My sister is the person I look up to most in this world. She’s three years older so she’s done almost everything before me (except that Master’s nudge, nudge). I couldn’t think of anyone better I wanted to start Fun Friday Interviews on. Throughout the weeks, my hope is to talk to a multitude of interesting people on things that are important to them, make them unique, or have any stories they want to share. This week is focused on my sister’s new job working in a library and the building excitement she’s feeling as she’s about to embark on a new journey- a Master’s degree in Library Sciences! (Even though her wedding is more exciting for everyone else, especially me, her maid of honor.)
Her words are bolded.
Hi, Lauren, thanks for agreeing to do this interview. I figured that since you are my sister and the bride to my maid of honor, I would feature you as my first profile.
You often use the word “career crush.” What does this mean exactly? How do you pursue it?
I use the phrase “career crush” to describe the long list of careers I’ve considered seriously. At different times, I thought that I wanted to be a lawyer, a teacher or professor, a campus minister, and a college administrator. Each time I changed my mind, I learned as much as I could about a particular job, eventually lost interest, and moved on to something else. I’m interested in a lot of different things, so it was hard to settle on just one career path.
Tell us about your exciting new prospects and your thoughts on “finally” (for lack of a better word, said in a slight sarcastic tone) finding the job of your dreams.
I started a new job a few months ago in a college library, and I’m starting a grad program for library science in a few weeks. Considering my history of indecisiveness, I was a little nervous that my interest in this field would fade as it did before. But I really love working in the library so far!
You’ve heard countless stories about my own experience, but what are your thoughts about graduate school?
I’m a little nervous about going back to school after five years out (especially after hearing what a headache it was for you), but I’m also excited. A lot of people think that libraries are “dying,” but really they’re just changing and growing to take advantage of new developments in technology. There are amazing things being done in libraries these days, and I’m looking forward to learning more about the field.
I’m at the point in my life where I’m looking to start a new career track, which comes with a lot of anxieties and reflections. Often, I have found that I wish I had double majored in college because I think that would lend me more experience with where I am now. Having landed where you are now, do you have any thoughts/regrets/reflections about what you majored in in college and how that affects your progress?
There was never a question in my mind that I wanted a liberal arts education with as many English classes as they’d let me take. Taking English, philosophy, and psychology courses taught me how to think critically, and I’ve never wished that I had chosen a more “practical” major. I’ve sometimes wished that I had double majored in another field, but I really liked the freedom to take a few courses in lots of different fields. I don’t think I’d do things any differently if I could go back.

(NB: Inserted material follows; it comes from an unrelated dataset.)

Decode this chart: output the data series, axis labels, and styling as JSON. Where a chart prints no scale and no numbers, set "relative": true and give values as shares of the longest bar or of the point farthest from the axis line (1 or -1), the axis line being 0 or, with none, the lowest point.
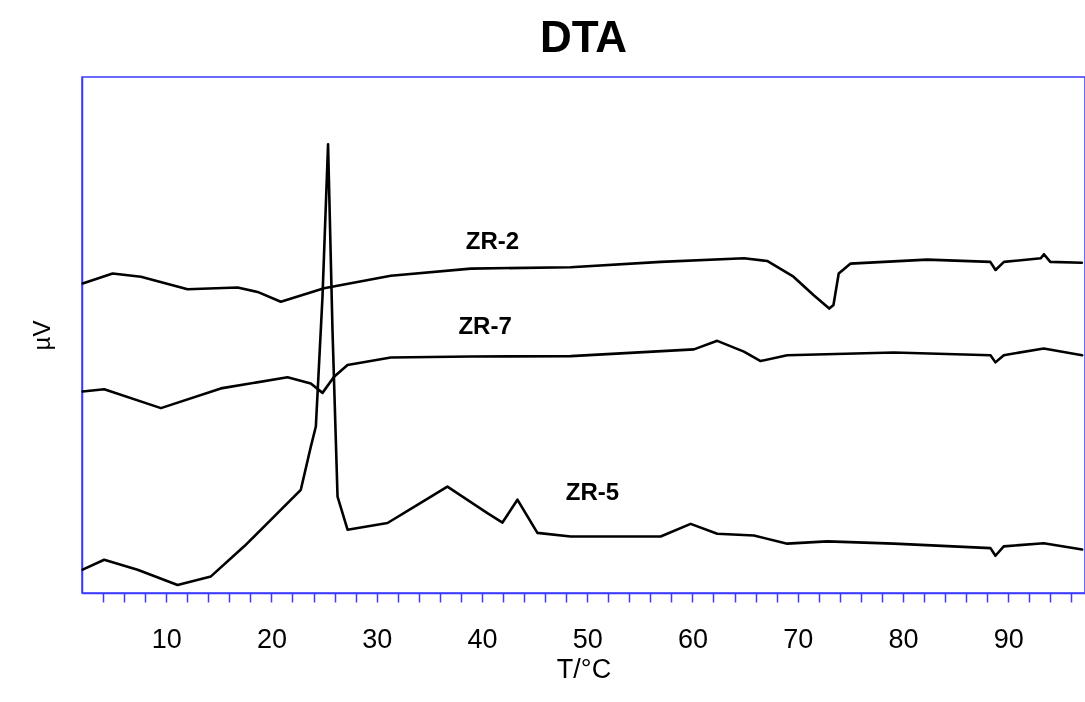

What are some of the major influences in your college and post-college career that have made you a confident worker?
I’ve gained most of my confidence from experience and the encouragement of my supervisors. Entering the professional world is scary for everyone, but you have to take a leap of faith and trust that your best will be good enough. It really helps to have great mentors who guide you through when your confidence dips.
What is your relationship to work? In this sense, I am thinking how I’ve realized that for me to feel truly rewarded and challenged, the work has to be my passion, not something that is done.
I’ve always wanted to find a career I’m passionate about, which is partly what led me to change my mind so many times. But I also try to think of everything as a learning opportunity. Even the jobs I hated have been valuable experiences in the long run. I didn’t love being a personal assistant for a difficult executive, but the job taught me to be a lot more organized, and someday I’ll be a better manager by avoiding all of his terrible habits 😉
In your advice to me, we’ve discussed the issue of the “quarter-life crisis.” What is this? Do you think it’s an important period of time everyone should battle or am I just being dramatic?
The quarter-life crisis is a real challenge that every college grad seems to experience at some point after graduation. We were lucky enough to be told all our lives that we could be anything we wanted to be, which can actually create a lot of pressure. There are a LOT of different career paths out there, and having so many choices can be overwhelming. It helps if you can take a little of the pressure off and just assume that it’s going to take you a few years (at least) to figure out what you want to do with your life. You’ll probably surprise yourself by hating something you thought you’d love and vice versa. Just try to stay positive and learn as much as you can — even if you decide to change fields, you’ll develop transferrable skills that will be useful no matter where you end up. You’re not wasting your time by exploring your options.
I hope you enjoyed this interview! Especially if you are at a place where you are thinking about what you want to do. Thanks again Lauren for participating! You’ve always been very supportive of this blog and I really appreciate it!